«È in atto un rallentamento strutturale dell’economia globale a causa dell’invecchiamento demografico che determina una maggiore propensione al risparmio e della vendita dei prodotti online che riduce i posti di lavoro nel commercio». È l’analisi di Mario Deaglio, professore di Economia internazionale all’Università degli Studi di Torino. Ieri la Borsa di Milano, dopo un’apertura in rialzo, ha cominciato a perdere dopo meno di due ore, scendendo sotto quota 17mila punti per la prima volta dal settembre 2013 e chiudendo a -4,69%. Tante le sospensioni al ribasso, specie per i titoli bancari. In forte aumento lo spread tra Btp e Bund, che ha sfiorato i 150 punti base.



Professore, perché le Borse continuano a scendere?

Prima di capire perché le Borse continuino a scendere bisogna averne chiara la dinamica tecnica.

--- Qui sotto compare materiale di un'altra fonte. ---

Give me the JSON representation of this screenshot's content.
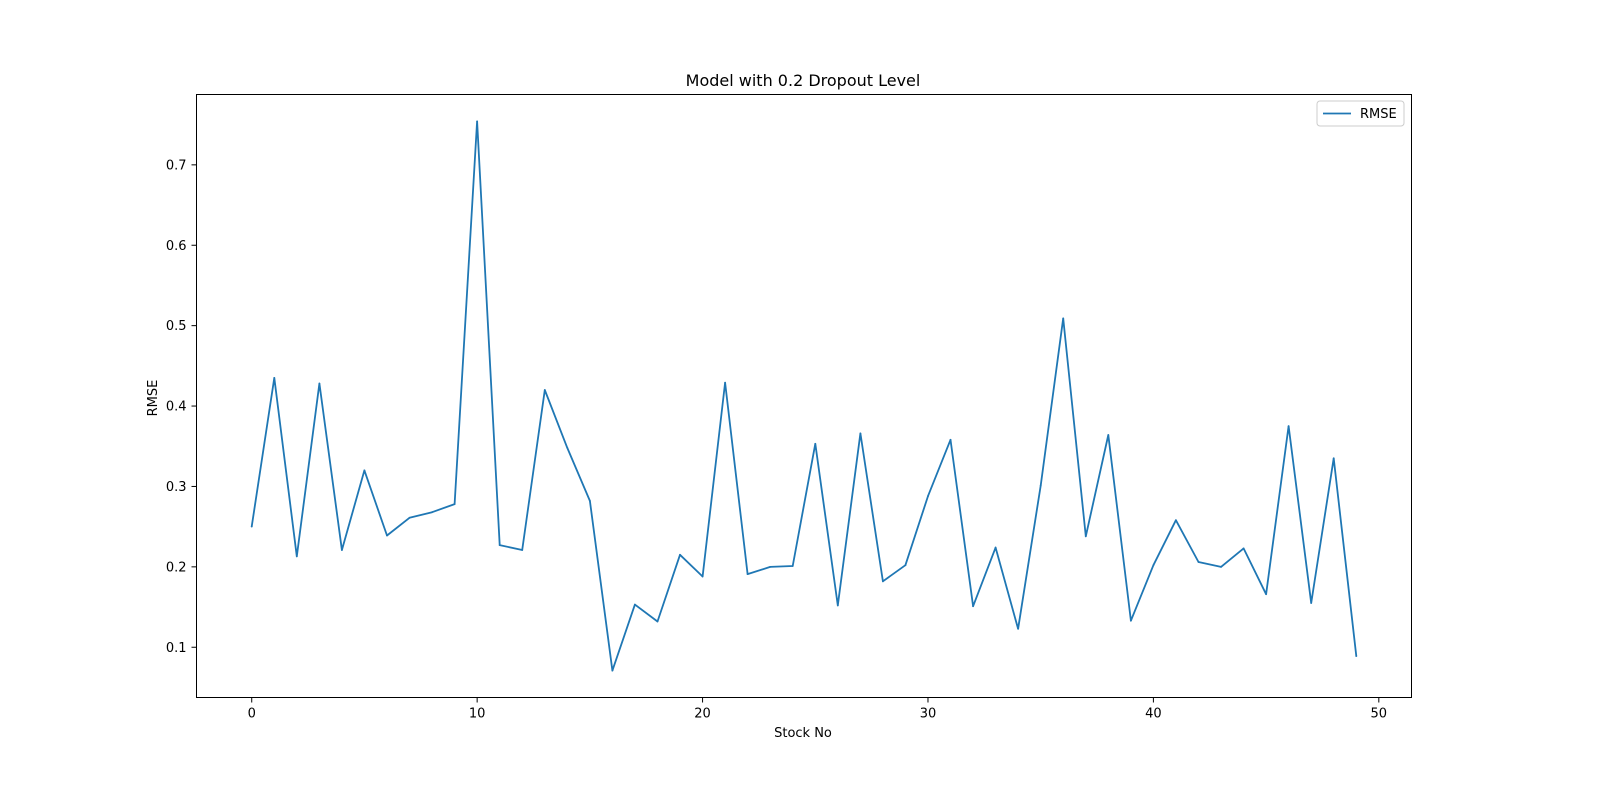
{
  "chart_data": {
    "type": "line",
    "title": "Model with 0.2 Dropout Level",
    "xlabel": "Stock No",
    "ylabel": "RMSE",
    "xlim": [
      -2.45,
      51.45
    ],
    "ylim": [
      0.0375,
      0.7875
    ],
    "xticks": [
      0,
      10,
      20,
      30,
      40,
      50
    ],
    "yticks": [
      0.1,
      0.2,
      0.3,
      0.4,
      0.5,
      0.6,
      0.7
    ],
    "xtick_labels": [
      "0",
      "10",
      "20",
      "30",
      "40",
      "50"
    ],
    "ytick_labels": [
      "0.1",
      "0.2",
      "0.3",
      "0.4",
      "0.5",
      "0.6",
      "0.7"
    ],
    "grid": false,
    "legend_position": "top-right",
    "series": [
      {
        "name": "RMSE",
        "color": "#1f77b4",
        "x": [
          0,
          1,
          2,
          3,
          4,
          5,
          6,
          7,
          8,
          9,
          10,
          11,
          12,
          13,
          14,
          15,
          16,
          17,
          18,
          19,
          20,
          21,
          22,
          23,
          24,
          25,
          26,
          27,
          28,
          29,
          30,
          31,
          32,
          33,
          34,
          35,
          36,
          37,
          38,
          39,
          40,
          41,
          42,
          43,
          44,
          45,
          46,
          47,
          48,
          49
        ],
        "values": [
          0.25,
          0.435,
          0.213,
          0.428,
          0.221,
          0.32,
          0.239,
          0.261,
          0.268,
          0.278,
          0.754,
          0.227,
          0.221,
          0.42,
          0.348,
          0.282,
          0.071,
          0.153,
          0.132,
          0.215,
          0.188,
          0.429,
          0.191,
          0.2,
          0.201,
          0.353,
          0.152,
          0.366,
          0.182,
          0.202,
          0.288,
          0.358,
          0.151,
          0.224,
          0.123,
          0.301,
          0.509,
          0.238,
          0.364,
          0.133,
          0.202,
          0.258,
          0.206,
          0.2,
          0.223,
          0.166,
          0.375,
          0.155,
          0.335,
          0.089
        ]
      }
    ]
  }
}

Le Borse concentrano sempre di più le operazioni in apertura e in chiusura, utilizzando dei programmi computerizzati per contrattare. I computer a inizio seduta comprano e alla fine vendono. Ci sono sedute quasi vuote dove bastano pochi spostamenti di quantitativi per modificare di molto la quotazione.



Quindi in parte i cali sono influenzati da fattori tecnici?

Sì, questi aspetti tecnici stanno influenzando molto le Borse, specialmente le più avanzate. Su Piazza Affari si aggiunge la situazione di debolezza delle nostre banche che finiscono nel mirino della speculazione. Sul listino italiano inoltre le banche pesano di più rispetto ad altri Paesi, e quindi sulla Borsa di Milano c’è un effetto accentuato.

Siamo alla vigilia di una nuova recessione mondiale?

Se sia una recessione non lo so, ma sicuramente è un rallentamento strutturale. I motivi li ha detti in parte Draghi l’altro giorno. Molti quotidiani hanno tradotto erroneamente le sue parole con il termine “complotto”, mentre lui intendeva fare riferimento al “concorso di varie cause” che in inglese si dice “conspire”.



Quali sono le cause cui faceva riferimento Draghi?

Tra i fattori di cui parlava Draghi c’è quello demografico, nel senso che è in atto un invecchiamento globale. Le persone anziane consumano relativamente meno in proporzione al reddito e tende quindi a formarsi un eccesso di risparmio. L’utilizzo dei dispositivi elettronici per gli acquisti riduce inoltre le attività di intermediazione e quindi i posti di lavoro. Il settore del commercio fatica quindi sempre di più a mantenere a galla l’economia. Questi due fattori ci portano a dei rallentamenti dai quali non sappiamo bene come uscire.

Come valuta il modo in cui si stanno muovendo le banche centrali per rispondere alla situazione attuale?

Le banche centrali si stanno muovendo nell’unica direzione in cui possono farlo disponendo di strumenti almeno parzialmente inadeguati. La politica monetaria è come una corda che si può tirare ma non spingere. Cercare di rilanciare l’economia con una politica di Quantitative easing produce dei risultati quantomeno dubbi. La Fed ha ripulito i bilanci delle banche Usa, scongiurando il fallimento del sistema, ma non riesce a farlo correre.

 

Intanto lo spread ha superato quota 130. Secondo lei perché?

Le prese di posizione di Renzi sull’Europa sono state in buona parte giustificabili, in quanto sono state messe in evidenza alcune debolezze dell’Ue. D’altra parte tutto ciò sta avvenendo senza essere parte di un progetto concertato comune con altri Paesi. La percezione che in parte si ha all’estero è quella di una “furbizia” italiana per evitare di stare ai patti.

 

È una percezione che corrisponde alla realtà?

Probabilmente le cose non stanno così, e tutto questo dibattito sulla flessibilità è superfluo perché ciò che è stato chiesto da Renzi restava nel perimetro di ciò che si poteva chiedere. L’impressione che ne è emersa è però quella di un’Italia nervosa, la cui crescita non riesce a tornare ai livelli degli altri Paesi. Abbiamo svoltato e siamo con il segno più, ma i risultati degli altri Paesi sono migliori.